Loan Manager helps calculate interest and payment schedules. Read through if you want to know how to track your new and existing loans, make repayments and run different “what-if” scenarios to compare different loan choices.
Important: When a loan is repaid in regular fixed payments, this repayment usually includes both compounded interest and principal installments for the period. As each successive payment is made the interest portion gradually decreases and the principal portion increases. The QuickBooks Loan Manager creates an Amortization schedule for the duration of the loan, showing how much of each payment is applied to principal, interest and escrow (additional fees related to the loan).

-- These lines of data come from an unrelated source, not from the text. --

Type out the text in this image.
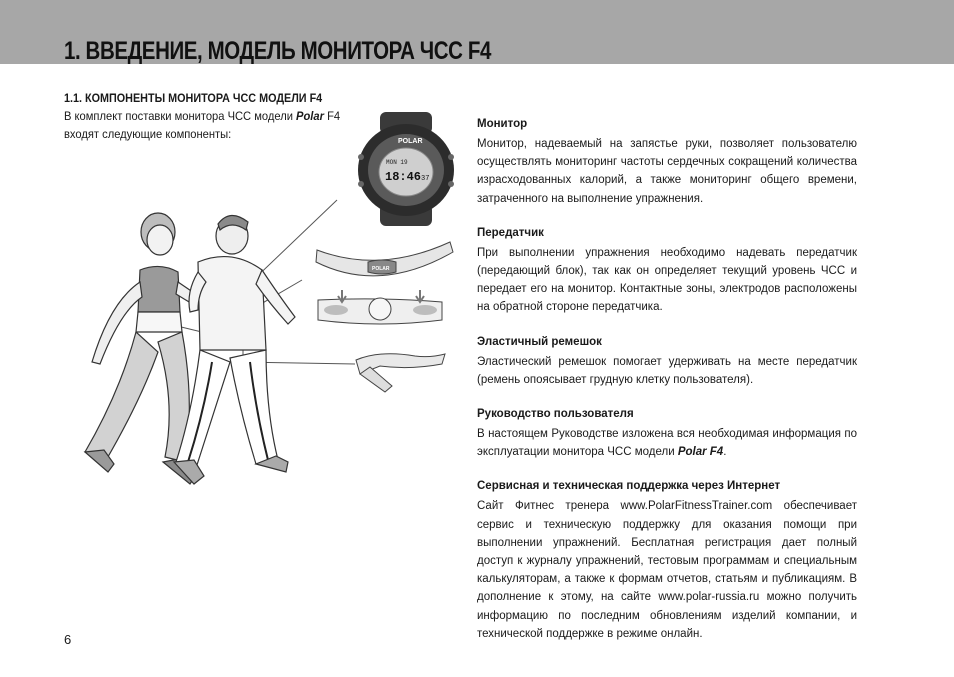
1. ВВЕДЕНИЕ, МОДЕЛЬ МОНИТОРА ЧСС F4
1.1. КОМПОНЕНТЫ МОНИТОРА ЧСС МОДЕЛИ F4

В комплект поставки монитора ЧСС модели Polar F4 входят следующие компоненты:

POLAR
MON 19
18:46 37
POLAR
Монитор

Монитор, надеваемый на запястье руки, позволяет пользователю осуществлять мониторинг частоты сердечных сокращений количества израсходованных калорий, а также мониторинг общего времени, затраченного на выполнение упражнения.

Передатчик

При выполнении упражнения необходимо надевать передатчик (передающий блок), так как он определяет текущий уровень ЧСС и передает его на монитор. Контактные зоны, электродов расположены на обратной стороне передатчика.

Эластичный ремешок

Эластический ремешок помогает удерживать на месте передатчик (ремень опоясывает грудную клетку пользователя).

Руководство пользователя

В настоящем Руководстве изложена вся необходимая информация по эксплуатации монитора ЧСС модели Polar F4.

Сервисная и техническая поддержка через Интернет

Сайт Фитнес тренера www.PolarFitnessTrainer.com обеспечивает сервис и техническую поддержку для оказания помощи при выполнении упражнений. Бесплатная регистрация дает полный доступ к журналу упражнений, тестовым программам и специальным калькуляторам, а также к формам отчетов, статьям и публикациям. В дополнение к этому, на сайте www.polar-russia.ru можно получить информацию по последним обновлениям изделий компании, и технической поддержке в режиме онлайн.

6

Prepare to track loans in Loan Manager
Before using QuickBooks Loan Manager, set up the following accounts and vendor in QuickBooks Desktop.
- Create a vendor for the Bank or Financial Institution issuing the loan, if none already exist
- Record the initial loan amount as an opening balance (using New Account window) or as a transaction like journal entry. Make sure to use the loan origination date. If payments have already been made against the loan, you need to enter these as checks, bills or journal entries.
- Set up an Expense type account for interest payments and Fees and charges, if none already exist.
- Create an Escrow account if necessary.
What is Escrow?
Escrow is a specific portion of a loan that is held in an account by a third-party until the conditions of the loan are met. An Escrow Account is a QuickBooks Asset Account that tracks the escrow portion of a loan payment. Escrow accounts are commonly used to pay taxes and insurance.
To setup an Escrow Account:
- From the Lists menu, select Chart of Accounts.
- Click Account and select New.
- Select Other Account Type, choose Other Current Asset and click Continue.
- Enter the name of the account in the Account Name field.
- (Optional) In the Description field, enter a brief note or explanation about the account.
- Click Save & Close.
How to track loans and repayments using QuickBooks Loan Manager
- From the Banking menu, click Loan Manager.
- Click Add Loan.
- Enter Account Information of the loan and click Next.
- Account Name: Loan Account that you previously set up.
- Lender: Vendor to which payments will be made.
- Origination Date: Date from which the loan originates.
- Original Amount: Full initial amount of the loan.
Term: Time it will take to repay the loan in full in weeks, months or years.
- Enter the payment information of the loan and click Next.
- Select the Due Date of Next Payment.
- Payment Amount: Amount that will be paid each period.
- Next Payment Number: Only applicable if previous payments have already been made.
- Escrow Payment Amount: Escrow amount.
- Escrow Payment Account: Escrow account.
- (Optional) select Alert me 10 days before a payment is due.
- Enter interest information of the loan and click Finish
- Interest Rate: Enter the interest rate of the loan. For a 5% interest rate, enter “5”(no quotes), rather than “5%” or “0.05”.
- Compounding period Based on what is specified on your loan documentation.
- Payment Account: Bank account that you will use to pay the loan.
- Interest Expense Account: Expense account that will track the interest.
Fees/Charges Expense Account: Expense account that will track fees/charges of your loan.
- Review the loan information. Click Edit Loan Details if necessary. The loan details you entered show on the Summary tab at the bottom of the Loan Manager.
What if scenarios tool
You can use the What if scenarios tool to view the effects of other payment amounts, repayment period etc.
- Click the What If Scenarios button at the bottom of the Loan manager screen.
- From the Choose a Scenario drop-down, select either How much will I pay with a new loan? or Evaluate two new loans.
- From the Choose a loan drop-down pick a loan to work with.
- Enter the loan criteria and click Calculate to view the results.
- Click Print to print out the results.
- Click OK to close out when you are done.